Aside: The term ‘mashup’ is one of those tech terms that’s almost impossible to pin down. I should note that the way it used in this book (seemingly any application that draws on a third-party services) is not a way I’d choose to use it, but I’d rather focus on the book itself than on titling semantics.
The book hits all the usual suspects—google maps, flickr, technorati, wikipedia—and also covers the basics of building a facebook application, using paypal for payment processing, and sending faxes and SMS messages through a third party gateway. For those who want a quick overview of all of those options it’ll give you enough to get started, though as a result of the pace only the very basics of each service is covered and anyone wanting to build a sophisticated app will have quite a bit of work in front of them learning the nuances of their chosen service providers.
Along with providing little detail of each service, the book suffers from not really digging into a number of topics that would make it a much more useful companion. Big challenges when building applications dependent on other peoples’ servers include effective testing, caching, surviving third-party service outages, and good ways of integrating your interface code into your application.
Lip service is paid to the need to be prepared for a third-party service outage, but no examples of how to survive are offered. It wouldn’t have been hard to illustrate ways of falling back to local databases or to secondary services, but none is offered. There’s no mention of writing tests, so no opportunity to offer ways to use mocks to test the local code or to discuss how you might automate your testing of the integration itself, and caching is similarly overlooked except in the case of amazon e-commerce services where it is used to preserve historical data that amazon doesn’t make accessible.
The absence of testing really shows through in some of the code offered. Much of the code demonstrated in the book is overly complex and procedural, with little in the way of modular, reusable components. Similarly there’s little by way of discussion of where such code fits into your rails application, with some classes that are clearly models (albeit non-ActiveRecord models) dropped into the lib folder, and numerous very fat controllers.

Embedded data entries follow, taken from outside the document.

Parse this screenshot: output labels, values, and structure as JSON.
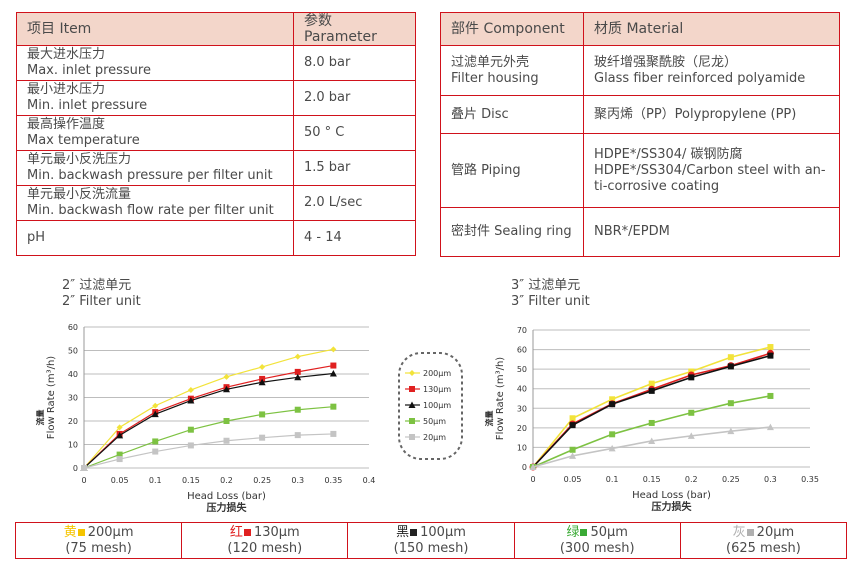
{
  "params_table": {
    "headers": [
      "项目 Item",
      "参数 Parameter"
    ],
    "rows": [
      {
        "cn": "最大进水压力",
        "en": "Max. inlet pressure",
        "value": "8.0 bar"
      },
      {
        "cn": "最小进水压力",
        "en": "Min. inlet pressure",
        "value": "2.0 bar"
      },
      {
        "cn": "最高操作温度",
        "en": "Max temperature",
        "value": "50 ° C"
      },
      {
        "cn": "单元最小反洗压力",
        "en": "Min. backwash pressure per filter unit",
        "value": "1.5 bar"
      },
      {
        "cn": "单元最小反洗流量",
        "en": "Min. backwash flow rate per filter unit",
        "value": "2.0 L/sec"
      },
      {
        "cn": "pH",
        "en": "",
        "value": "4 - 14"
      }
    ]
  },
  "material_table": {
    "headers": [
      "部件 Component",
      "材质 Material"
    ],
    "rows": [
      {
        "component": [
          "过滤单元外壳",
          "Filter housing"
        ],
        "material": [
          "玻纤增强聚酰胺（尼龙）",
          "Glass fiber reinforced polyamide"
        ]
      },
      {
        "component": [
          "叠片 Disc"
        ],
        "material": [
          "聚丙烯（PP）Polypropylene (PP)"
        ]
      },
      {
        "component": [
          "管路 Piping"
        ],
        "material": [
          "HDPE*/SS304/ 碳钢防腐",
          "HDPE*/SS304/Carbon steel with an-",
          "ti-corrosive coating"
        ]
      },
      {
        "component": [
          "密封件 Sealing ring"
        ],
        "material": [
          "NBR*/EPDM"
        ]
      }
    ]
  },
  "chart_data": [
    {
      "type": "line",
      "title_cn": "2″ 过滤单元",
      "title_en": "2″ Filter unit",
      "xlabel": "Head Loss (bar)",
      "xlabel_cn": "压力损失",
      "ylabel": "Flow Rate (m³/h)",
      "ylabel_cn": "流量",
      "xlim": [
        0,
        0.4
      ],
      "ylim": [
        0,
        60
      ],
      "xticks": [
        "0",
        "0.05",
        "0.1",
        "0.15",
        "0.2",
        "0.25",
        "0.3",
        "0.35",
        "0.4"
      ],
      "yticks": [
        "0",
        "10",
        "20",
        "30",
        "40",
        "50",
        "60"
      ],
      "grid": true,
      "legend": "right",
      "x": [
        0,
        0.05,
        0.1,
        0.15,
        0.2,
        0.25,
        0.3,
        0.35
      ],
      "series": [
        {
          "name": "200μm",
          "color": "#f2e33a",
          "marker": "diamond",
          "values": [
            0,
            17.3,
            26.5,
            33.2,
            38.8,
            43,
            47.4,
            50.5
          ]
        },
        {
          "name": "130μm",
          "color": "#e02020",
          "marker": "square",
          "values": [
            0,
            14.5,
            23.8,
            29.5,
            34.4,
            37.9,
            40.9,
            43.6
          ]
        },
        {
          "name": "100μm",
          "color": "#111111",
          "marker": "triangle",
          "values": [
            0,
            13.9,
            22.9,
            28.7,
            33.5,
            36.5,
            38.6,
            40.2
          ]
        },
        {
          "name": "50μm",
          "color": "#7dc242",
          "marker": "square",
          "values": [
            0,
            5.7,
            11.3,
            16.3,
            20,
            22.8,
            24.8,
            26.1
          ]
        },
        {
          "name": "20μm",
          "color": "#c4c4c4",
          "marker": "square",
          "values": [
            0,
            3.8,
            7,
            9.6,
            11.6,
            12.9,
            14,
            14.5
          ]
        }
      ]
    },
    {
      "type": "line",
      "title_cn": "3″ 过滤单元",
      "title_en": "3″ Filter unit",
      "xlabel": "Head Loss (bar)",
      "xlabel_cn": "压力损失",
      "ylabel": "Flow Rate (m³/h)",
      "ylabel_cn": "流量",
      "xlim": [
        0,
        0.35
      ],
      "ylim": [
        0,
        70
      ],
      "xticks": [
        "0",
        "0.05",
        "0.1",
        "0.15",
        "0.2",
        "0.25",
        "0.3",
        "0.35"
      ],
      "yticks": [
        "0",
        "10",
        "20",
        "30",
        "40",
        "50",
        "60",
        "70"
      ],
      "grid": true,
      "x": [
        0,
        0.05,
        0.1,
        0.15,
        0.2,
        0.25,
        0.3
      ],
      "series": [
        {
          "color": "#f2e33a",
          "marker": "square",
          "values": [
            0,
            24.9,
            34.6,
            42.6,
            48.8,
            56.1,
            61.3
          ]
        },
        {
          "color": "#e02020",
          "marker": "circle",
          "values": [
            0,
            22,
            32.3,
            39.7,
            47,
            51.8,
            58.1
          ]
        },
        {
          "color": "#111111",
          "marker": "square",
          "values": [
            0,
            21.4,
            32.1,
            38.9,
            45.8,
            51.4,
            56.9
          ]
        },
        {
          "color": "#7dc242",
          "marker": "square",
          "values": [
            0,
            8.8,
            16.7,
            22.5,
            27.7,
            32.6,
            36.3
          ]
        },
        {
          "color": "#c4c4c4",
          "marker": "triangle",
          "values": [
            0,
            5.7,
            9.5,
            13.3,
            15.9,
            18.3,
            20.4
          ]
        }
      ]
    }
  ],
  "color_key": [
    {
      "cn": "黄",
      "size": "200μm",
      "mesh": "(75 mesh)",
      "color": "#f5c400"
    },
    {
      "cn": "红",
      "size": "130μm",
      "mesh": "(120 mesh)",
      "color": "#e02020"
    },
    {
      "cn": "黑",
      "size": "100μm",
      "mesh": "(150 mesh)",
      "color": "#222222"
    },
    {
      "cn": "绿",
      "size": "50μm",
      "mesh": "(300 mesh)",
      "color": "#3aaa35"
    },
    {
      "cn": "灰",
      "size": "20μm",
      "mesh": "(625 mesh)",
      "color": "#b0b0b0"
    }
  ]
}
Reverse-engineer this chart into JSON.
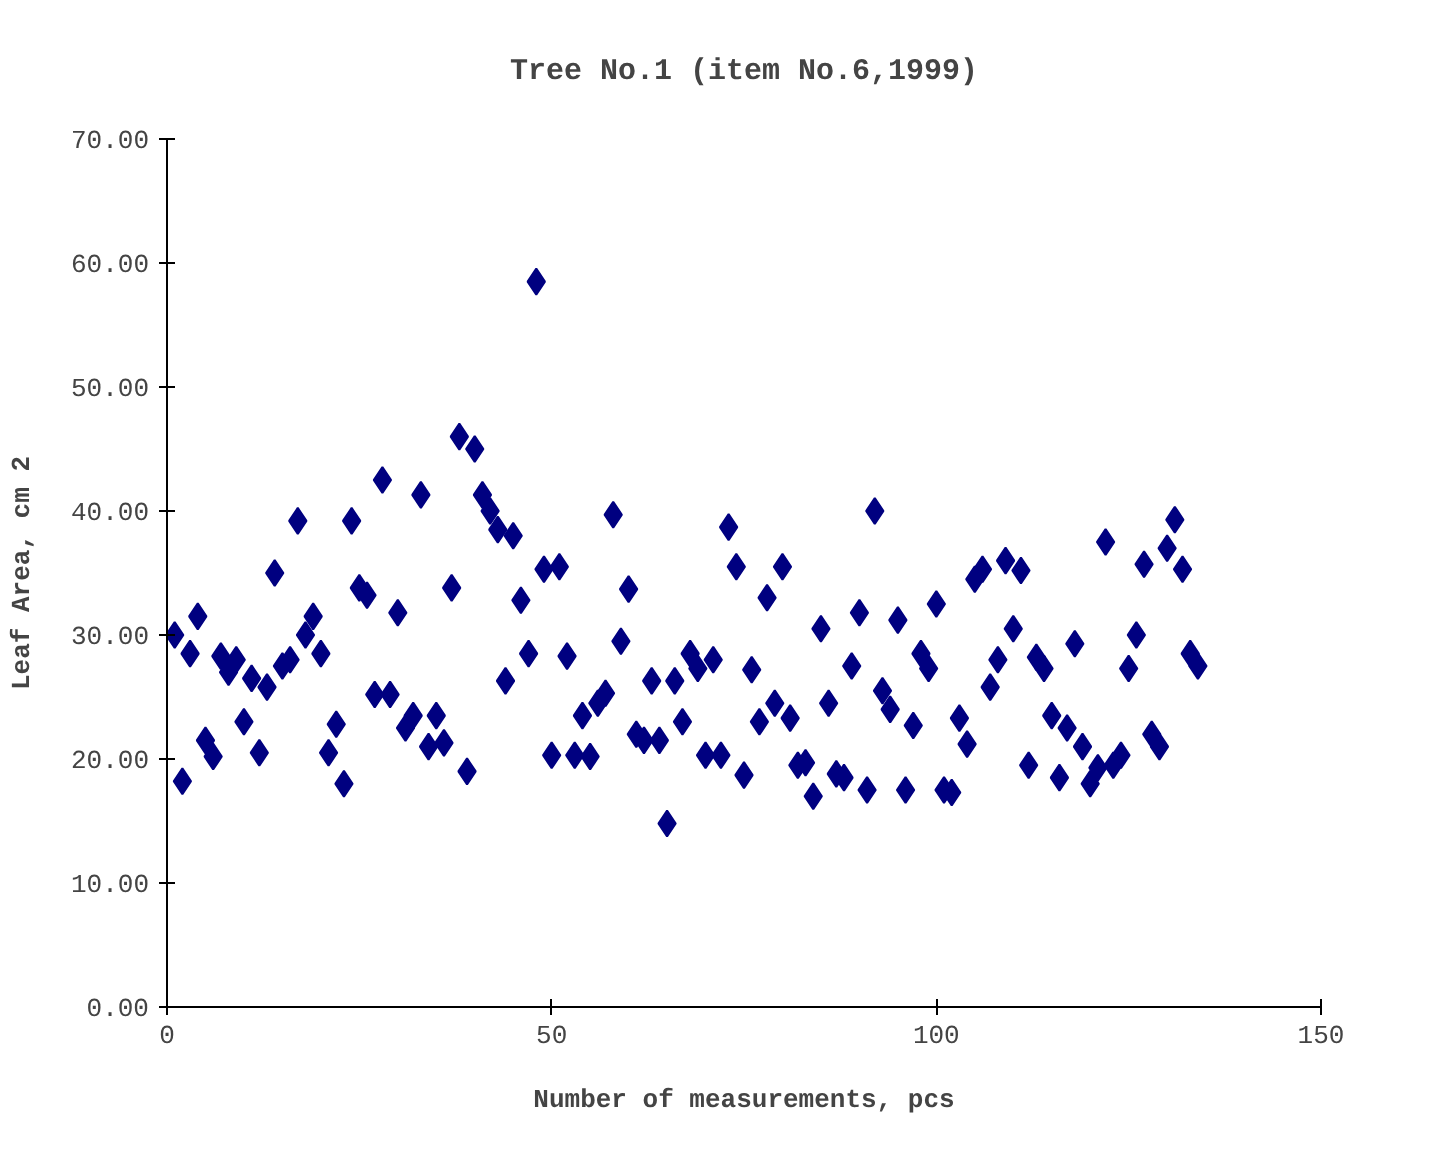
{
  "chart_data": {
    "type": "scatter",
    "title": "Tree No.1 (item No.6,1999)",
    "xlabel": "Number of measurements, pcs",
    "ylabel": "Leaf Area, cm 2",
    "x": [
      1,
      2,
      3,
      4,
      5,
      6,
      7,
      8,
      9,
      10,
      11,
      12,
      13,
      14,
      15,
      16,
      17,
      18,
      19,
      20,
      21,
      22,
      23,
      24,
      25,
      26,
      27,
      28,
      29,
      30,
      31,
      32,
      33,
      34,
      35,
      36,
      37,
      38,
      39,
      40,
      41,
      42,
      43,
      44,
      45,
      46,
      47,
      48,
      49,
      50,
      51,
      52,
      53,
      54,
      55,
      56,
      57,
      58,
      59,
      60,
      61,
      62,
      63,
      64,
      65,
      66,
      67,
      68,
      69,
      70,
      71,
      72,
      73,
      74,
      75,
      76,
      77,
      78,
      79,
      80,
      81,
      82,
      83,
      84,
      85,
      86,
      87,
      88,
      89,
      90,
      91,
      92,
      93,
      94,
      95,
      96,
      97,
      98,
      99,
      100,
      101,
      102,
      103,
      104,
      105,
      106,
      107,
      108,
      109,
      110,
      111,
      112,
      113,
      114,
      115,
      116,
      117,
      118,
      119,
      120,
      121,
      122,
      123,
      124,
      125,
      126,
      127,
      128,
      129,
      130,
      131,
      132,
      133,
      134
    ],
    "series": [
      {
        "color": "#000080",
        "values": [
          30,
          18.2,
          28.5,
          31.5,
          21.5,
          20.2,
          28.3,
          27,
          28,
          23,
          26.5,
          20.5,
          25.8,
          35,
          27.5,
          28,
          39.2,
          30,
          31.5,
          28.5,
          20.5,
          22.8,
          18,
          39.2,
          33.8,
          33.2,
          25.2,
          42.5,
          25.2,
          31.8,
          22.5,
          23.5,
          41.3,
          21,
          23.5,
          21.3,
          33.8,
          46,
          19,
          45,
          41.3,
          40,
          38.5,
          26.3,
          38,
          32.8,
          28.5,
          58.5,
          35.3,
          20.3,
          35.5,
          28.3,
          20.3,
          23.5,
          20.2,
          24.5,
          25.3,
          39.7,
          29.5,
          33.7,
          22,
          21.5,
          26.3,
          21.5,
          14.8,
          26.3,
          23,
          28.5,
          27.3,
          20.3,
          28,
          20.3,
          38.7,
          35.5,
          18.7,
          27.2,
          23,
          33,
          24.5,
          35.5,
          23.3,
          19.5,
          19.7,
          17,
          30.5,
          24.5,
          18.8,
          18.5,
          27.5,
          31.8,
          17.5,
          40,
          25.5,
          24,
          31.2,
          17.5,
          22.7,
          28.5,
          27.3,
          32.5,
          17.5,
          17.3,
          23.3,
          21.2,
          34.5,
          35.3,
          25.8,
          28,
          36,
          30.5,
          35.2,
          19.5,
          28.2,
          27.3,
          23.5,
          18.5,
          22.5,
          29.3,
          21,
          18,
          19.3,
          37.5,
          19.5,
          20.3,
          27.3,
          30,
          35.7,
          22,
          21,
          37,
          39.3,
          35.3,
          28.5,
          27.5
        ]
      }
    ],
    "xlim": [
      0,
      150
    ],
    "xticks": [
      0,
      50,
      100,
      150
    ],
    "ylim": [
      0,
      70
    ],
    "yticks": [
      {
        "value": 0,
        "label": "0.00"
      },
      {
        "value": 10,
        "label": "10.00"
      },
      {
        "value": 20,
        "label": "20.00"
      },
      {
        "value": 30,
        "label": "30.00"
      },
      {
        "value": 40,
        "label": "40.00"
      },
      {
        "value": 50,
        "label": "50.00"
      },
      {
        "value": 60,
        "label": "60.00"
      },
      {
        "value": 70,
        "label": "70.00"
      }
    ],
    "marker": "diamond",
    "grid": false
  }
}
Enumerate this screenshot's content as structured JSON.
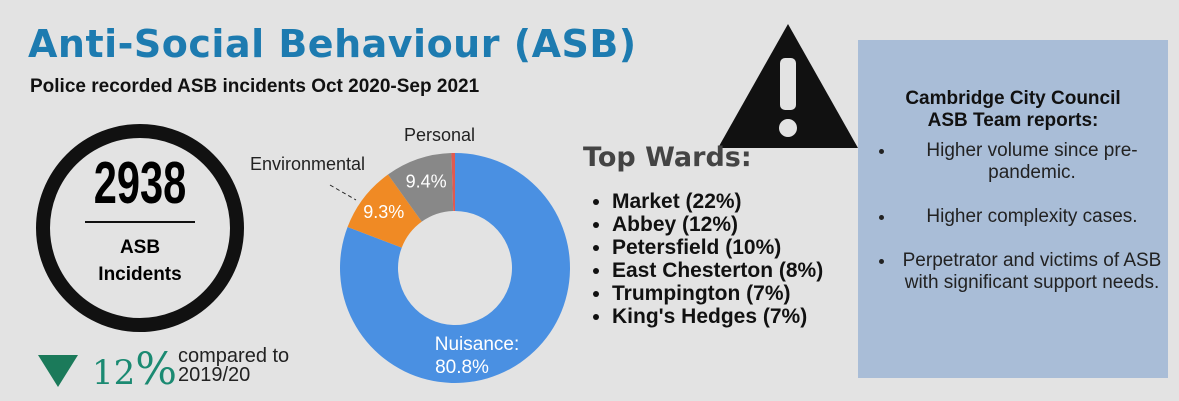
{
  "header": {
    "title": "Anti-Social Behaviour (ASB)",
    "subtitle": "Police recorded ASB incidents Oct 2020-Sep 2021"
  },
  "stat": {
    "count": "2938",
    "label_line1": "ASB",
    "label_line2": "Incidents",
    "change_value": "12",
    "change_unit": "%",
    "compared_line1": "compared to",
    "compared_line2": "2019/20"
  },
  "chart_data": {
    "type": "pie",
    "donut": true,
    "categories": [
      "Nuisance:",
      "Environmental",
      "Personal",
      null
    ],
    "values": [
      80.8,
      9.3,
      9.4,
      0.5
    ],
    "value_labels": [
      "80.8%",
      "9.3%",
      "9.4%",
      null
    ],
    "colors": [
      "#4a90e2",
      "#f08a24",
      "#888888",
      "#e05a50"
    ]
  },
  "top_wards": {
    "title": "Top Wards:",
    "items": [
      "Market (22%)",
      "Abbey (12%)",
      "Petersfield (10%)",
      "East Chesterton (8%)",
      "Trumpington (7%)",
      "King's Hedges (7%)"
    ]
  },
  "council": {
    "title_line1": "Cambridge City Council",
    "title_line2": "ASB Team reports:",
    "items": [
      "Higher volume since pre- pandemic.",
      "Higher complexity cases.",
      "Perpetrator and victims of ASB with significant support needs."
    ]
  }
}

Rather than covering seven separate projects, this box would have been much stronger had it focussed on two or three, but worked through them in significantly more detail. Possibly there wouldn’t have been a chance to touch on as many services, but by building up one of the more diverse systems like the ticketing application in detail, covering failover, testing, clean integration with a rails app, and other such topics this could have been a much richer book with appeal for a far wider range of developers. As is, it’s worth skimming through if you’re looking for advice on sending faxes or SMS, but won’t help much with the real challenges of building a robust application that’s dependent on third-party services.